Deposits of Amyloid may take place in just one area of the body or all through the body. Proteins of different kinds can lead to Amyloid deposit formation, however just a few of them have been linked to significant problems to health. Amyloidosis is of different types including Primary Systemic AL Amyloidosis, Secondary (Systemic AA) Amyloidosis, Dialysis-Related Amyloidosis (DRA), Familial or Hereditary, Amyloidosis (AF), Senile Systemic Amyloidosis (SSA) And Organ-Specific Amyloidosis.
Primary (Systemic AL) Amyloidosis commonly affects certain nerves, intestines, liver, heart and kidney in people with blood cancer. Secondary (Systemic AA) Amyloidosis commonly affects the lymph nodes, adrenal gland, live, kidneys and spleen. Dialysis-Related Amyloidosis (DRA) affects most commonly the tendons, joints and bones. Familial or Hereditary Amyloidosis (AF) is caused by an abnormal protein called Amyloid Transthyretin (TTR) and is a rare form passed down through families. Senile Systemic Amloidosis (SSA) is caused in older men commonly where the disease causes deposits of normal TTR in the tissues and heart. In the case of Organ-Specific Amyloidosis, the amyloid protein is deposited in the skin or any single organ.
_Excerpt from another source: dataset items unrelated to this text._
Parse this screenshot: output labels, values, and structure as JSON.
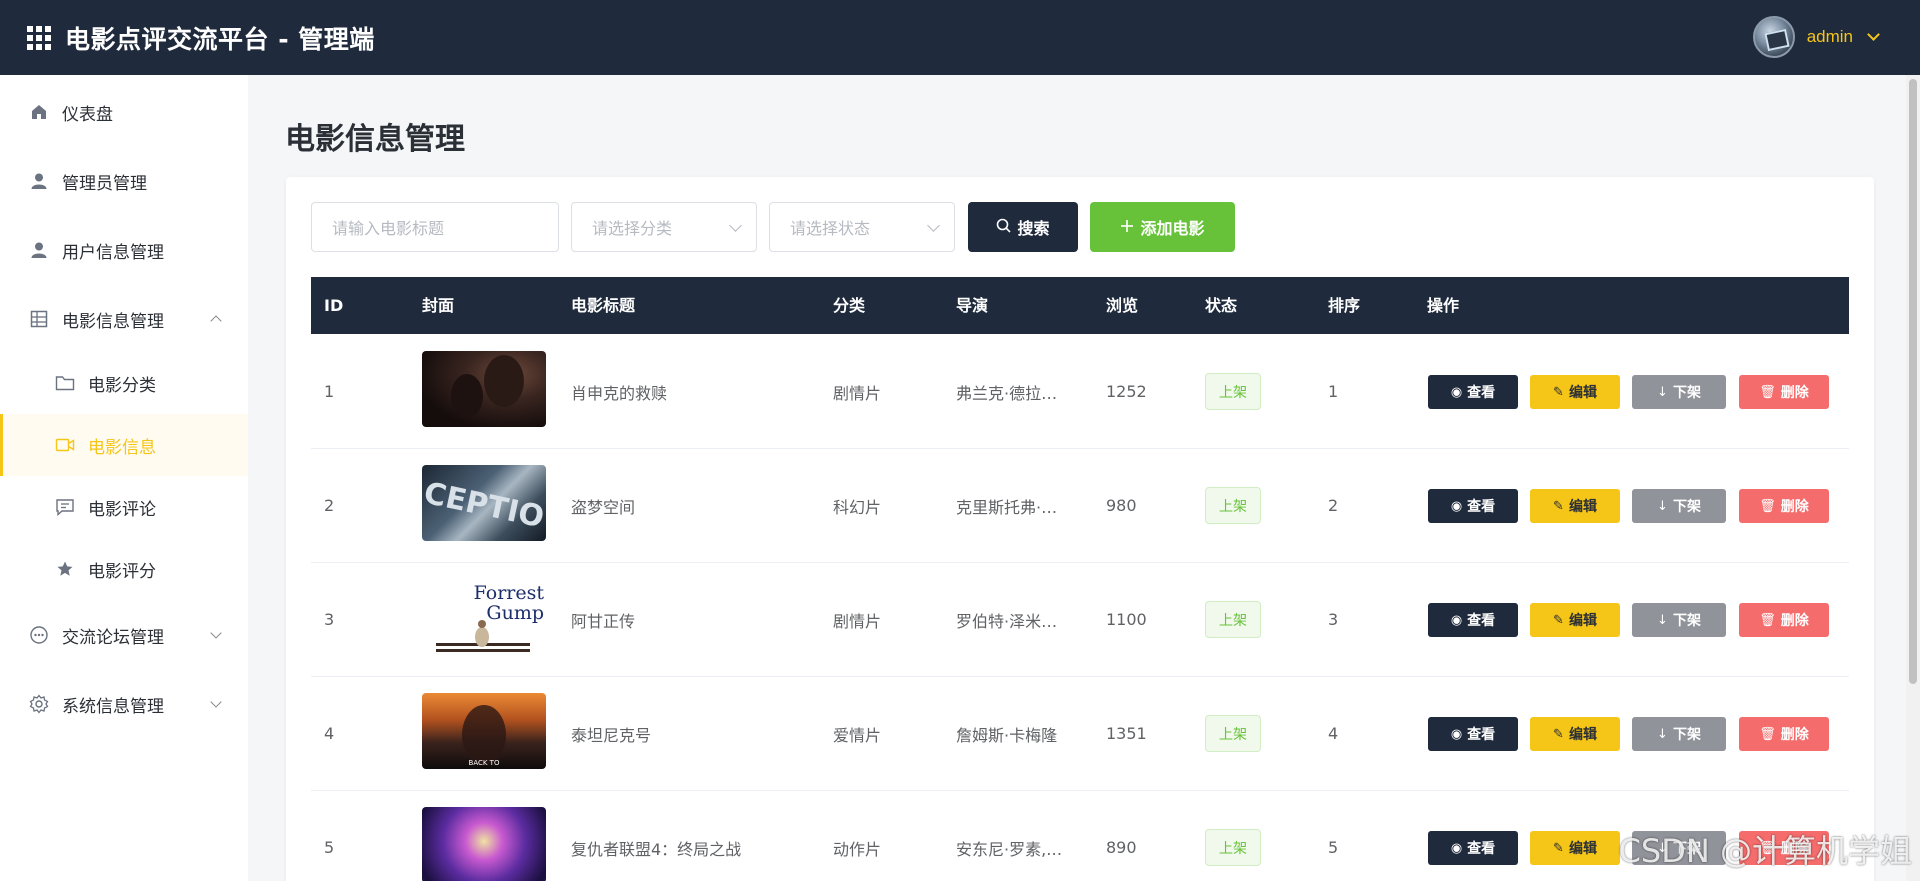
{
  "header": {
    "title": "电影点评交流平台 - 管理端",
    "username": "admin"
  },
  "sidebar": {
    "items": [
      {
        "label": "仪表盘",
        "icon": "home-icon"
      },
      {
        "label": "管理员管理",
        "icon": "user-icon"
      },
      {
        "label": "用户信息管理",
        "icon": "user-icon"
      },
      {
        "label": "电影信息管理",
        "icon": "grid-icon",
        "expanded": true
      },
      {
        "label": "电影分类",
        "icon": "folder-icon"
      },
      {
        "label": "电影信息",
        "icon": "video-icon",
        "active": true
      },
      {
        "label": "电影评论",
        "icon": "comment-icon"
      },
      {
        "label": "电影评分",
        "icon": "star-icon"
      },
      {
        "label": "交流论坛管理",
        "icon": "chat-icon"
      },
      {
        "label": "系统信息管理",
        "icon": "gear-icon"
      }
    ]
  },
  "page": {
    "title": "电影信息管理"
  },
  "toolbar": {
    "title_placeholder": "请输入电影标题",
    "category_placeholder": "请选择分类",
    "status_placeholder": "请选择状态",
    "search_label": "搜索",
    "add_label": "添加电影"
  },
  "table": {
    "columns": [
      "ID",
      "封面",
      "电影标题",
      "分类",
      "导演",
      "浏览",
      "状态",
      "排序",
      "操作"
    ],
    "rows": [
      {
        "id": "1",
        "title": "肖申克的救赎",
        "category": "剧情片",
        "director": "弗兰克·德拉…",
        "views": "1252",
        "status": "上架",
        "sort": "1"
      },
      {
        "id": "2",
        "title": "盗梦空间",
        "category": "科幻片",
        "director": "克里斯托弗·…",
        "views": "980",
        "status": "上架",
        "sort": "2"
      },
      {
        "id": "3",
        "title": "阿甘正传",
        "category": "剧情片",
        "director": "罗伯特·泽米…",
        "views": "1100",
        "status": "上架",
        "sort": "3"
      },
      {
        "id": "4",
        "title": "泰坦尼克号",
        "category": "爱情片",
        "director": "詹姆斯·卡梅隆",
        "views": "1351",
        "status": "上架",
        "sort": "4"
      },
      {
        "id": "5",
        "title": "复仇者联盟4：终局之战",
        "category": "动作片",
        "director": "安东尼·罗素,…",
        "views": "890",
        "status": "上架",
        "sort": "5"
      }
    ],
    "actions": {
      "view": "查看",
      "edit": "编辑",
      "offshelf": "下架",
      "delete": "删除"
    },
    "poster_text": {
      "p2": "CEPTIO",
      "p3_line1": "Forrest",
      "p3_line2": "Gump",
      "p4": "BACK TO"
    }
  },
  "watermark": "CSDN @计算机学姐"
}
Cardiac Amyloidosis is a condition in which muscles of the heart stiffen due to Amyloid deposits. Muscles of the heart get weaker after which the heart’s electrical rhythm gets affected. Blood flow to the heart is less and the heart finds it difficult to pump blood. It leads to nausea, swelling in ankles and feet, fatigue and weakness. In Renal Amyloidosis the kidneys are unable to filter toxins and waste from the blood due to which dangerous toxins build up in the body. It leads to high protein levels in urine, puffiness around the eyes and swelling of the ankles and feet. Gastrointestinal Amyloidosis is a condition in which the muscle contractions in the GI tract slow down thus causing interference in digestion. Symptoms include weight loss, decreased appetite, stomach pain, nausea and diarrhea.
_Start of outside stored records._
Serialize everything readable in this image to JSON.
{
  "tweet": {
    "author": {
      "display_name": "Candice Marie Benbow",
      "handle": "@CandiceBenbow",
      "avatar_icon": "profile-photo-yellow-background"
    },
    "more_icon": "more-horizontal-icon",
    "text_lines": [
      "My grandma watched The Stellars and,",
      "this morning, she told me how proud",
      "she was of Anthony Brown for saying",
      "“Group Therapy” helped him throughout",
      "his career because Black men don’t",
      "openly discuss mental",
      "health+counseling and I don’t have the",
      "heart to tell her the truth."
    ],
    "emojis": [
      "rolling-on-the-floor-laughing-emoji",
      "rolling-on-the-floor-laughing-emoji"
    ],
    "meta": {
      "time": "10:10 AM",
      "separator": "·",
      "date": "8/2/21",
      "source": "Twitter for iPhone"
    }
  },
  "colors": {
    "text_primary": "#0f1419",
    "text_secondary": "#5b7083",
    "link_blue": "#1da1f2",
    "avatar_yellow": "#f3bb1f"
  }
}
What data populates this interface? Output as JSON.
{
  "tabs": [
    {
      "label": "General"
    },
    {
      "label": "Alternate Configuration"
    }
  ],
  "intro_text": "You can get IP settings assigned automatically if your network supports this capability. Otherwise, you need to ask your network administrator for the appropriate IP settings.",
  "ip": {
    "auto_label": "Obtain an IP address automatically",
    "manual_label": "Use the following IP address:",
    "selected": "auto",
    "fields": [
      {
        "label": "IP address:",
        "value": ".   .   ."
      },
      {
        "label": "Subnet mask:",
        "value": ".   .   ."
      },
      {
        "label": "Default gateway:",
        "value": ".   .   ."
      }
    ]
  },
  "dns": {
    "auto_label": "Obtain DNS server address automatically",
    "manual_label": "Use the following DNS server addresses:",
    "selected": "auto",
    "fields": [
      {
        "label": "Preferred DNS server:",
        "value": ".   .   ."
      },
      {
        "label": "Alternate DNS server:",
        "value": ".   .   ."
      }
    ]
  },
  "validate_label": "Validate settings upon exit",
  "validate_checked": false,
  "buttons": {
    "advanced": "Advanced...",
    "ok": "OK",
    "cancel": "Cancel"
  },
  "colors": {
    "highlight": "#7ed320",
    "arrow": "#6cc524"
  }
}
As a person grows older, the risk of Amyloidosis increases. As compared to women, men get the disease more often with Multiple Myeloma, a form of cancer. People on long term dialysis and at the end stage of cancer of kidney are more prone to be affected by Amyloidosis.
Subtle symptoms of Amyloidosis are generally experienced but variations can be seen depending upon where collection of amyloid protein occurs in the body. General symptoms include weight loss, change in skin color, weakness, clay-colored stools, weak hand grip, fatigue, numbness and tingling in feet and legs, joint pain, swelling of the tongue, feeling of fullness and feeling anemic.
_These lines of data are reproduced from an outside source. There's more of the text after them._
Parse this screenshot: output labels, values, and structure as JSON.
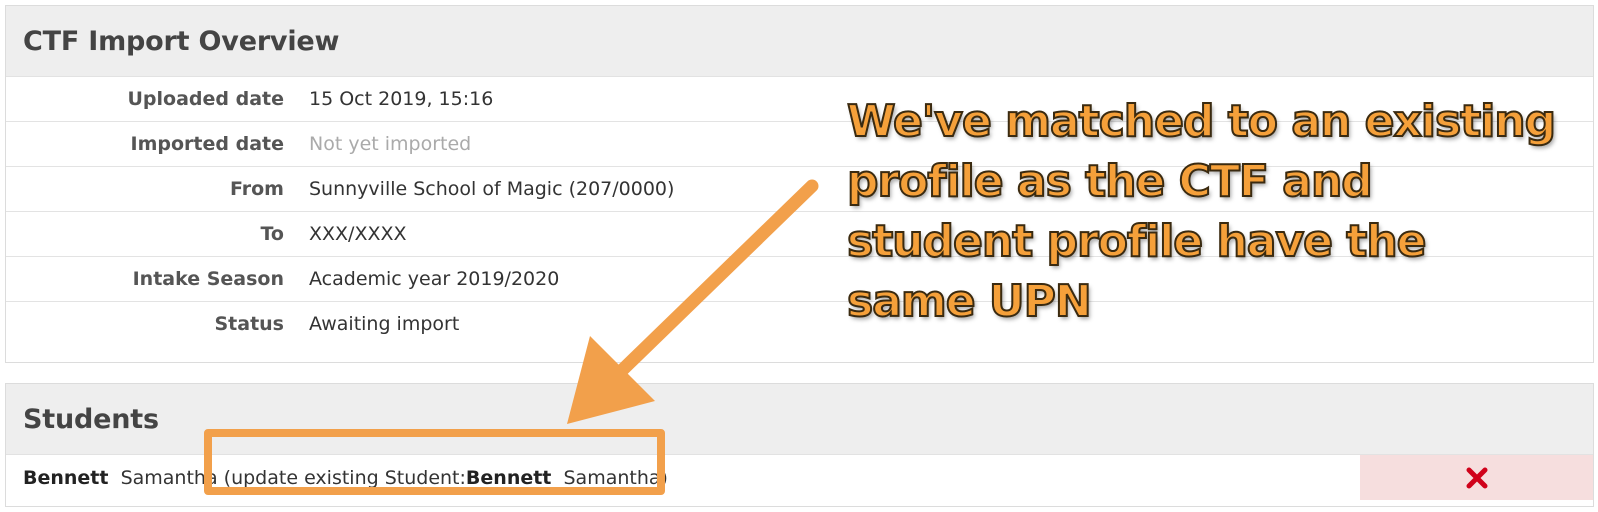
{
  "overview": {
    "title": "CTF Import Overview",
    "rows": [
      {
        "label": "Uploaded date",
        "value": "15 Oct 2019, 15:16"
      },
      {
        "label": "Imported date",
        "value": "Not yet imported"
      },
      {
        "label": "From",
        "value": "Sunnyville School of Magic (207/0000)"
      },
      {
        "label": "To",
        "value": "XXX/XXXX"
      },
      {
        "label": "Intake Season",
        "value": "Academic year 2019/2020"
      },
      {
        "label": "Status",
        "value": "Awaiting import"
      }
    ]
  },
  "students": {
    "title": "Students",
    "items": [
      {
        "surname": "Bennett",
        "forename": "Samantha",
        "note_prefix": "(update existing Student: ",
        "match_surname": "Bennett",
        "match_forename": "Samantha)",
        "remove_icon": "close-icon"
      }
    ]
  },
  "annotation": {
    "text": "We've matched to an existing profile as the CTF and student profile have the same UPN",
    "color": "#f5a03a"
  },
  "colors": {
    "remove_bg": "#f6dede",
    "remove_icon": "#d0021b",
    "highlight": "#f2a04b"
  }
}
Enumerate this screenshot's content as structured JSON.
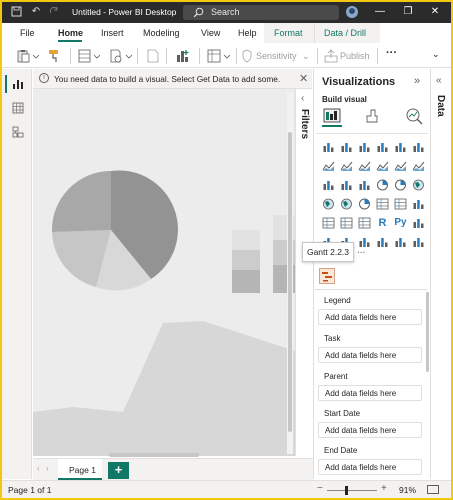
{
  "window": {
    "title": "Untitled - Power BI Desktop",
    "search_placeholder": "Search"
  },
  "menu": {
    "items": [
      "File",
      "Home",
      "Insert",
      "Modeling",
      "View",
      "Help",
      "Format",
      "Data / Drill"
    ],
    "active": "Home"
  },
  "ribbon": {
    "sensitivity_label": "Sensitivity",
    "publish_label": "Publish"
  },
  "infobar": {
    "message": "You need data to build a visual. Select Get Data to add some."
  },
  "filters": {
    "label": "Filters"
  },
  "visualizations": {
    "title": "Visualizations",
    "build_visual_label": "Build visual",
    "tooltip": "Gantt 2.2.3",
    "more": "...",
    "field_sections": [
      {
        "label": "Legend",
        "placeholder": "Add data fields here"
      },
      {
        "label": "Task",
        "placeholder": "Add data fields here"
      },
      {
        "label": "Parent",
        "placeholder": "Add data fields here"
      },
      {
        "label": "Start Date",
        "placeholder": "Add data fields here"
      },
      {
        "label": "End Date",
        "placeholder": "Add data fields here"
      }
    ],
    "icon_R": "R",
    "icon_Py": "Py"
  },
  "data_pane": {
    "label": "Data"
  },
  "pages": {
    "tab": "Page 1",
    "add": "+"
  },
  "status": {
    "page_indicator": "Page 1 of 1",
    "zoom": "91%",
    "zoom_minus": "−",
    "zoom_plus": "+"
  },
  "colors": {
    "accent": "#117865",
    "brand_border": "#f2c811",
    "titlebar": "#2b2b2b"
  }
}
Diagnosis of Amyloidosis includes thorough physical examination, checking out medical history of the patient, free light chain assays or electrophoresis, biopsy, genetic testing, urine and blood test and imaging tests.
Amyloidosis has no cure. To suppress amyloid forming protein and to manage symptoms, treatments are prescribed by the doctor. Depending upon type of Amyloidosis, high dose chemotherapy with stem cell transplantation, chemotherapy medication, powerful anti-inflammatory medicines or steroids, liver transplant, heart transplant or kidney transplant is recommended.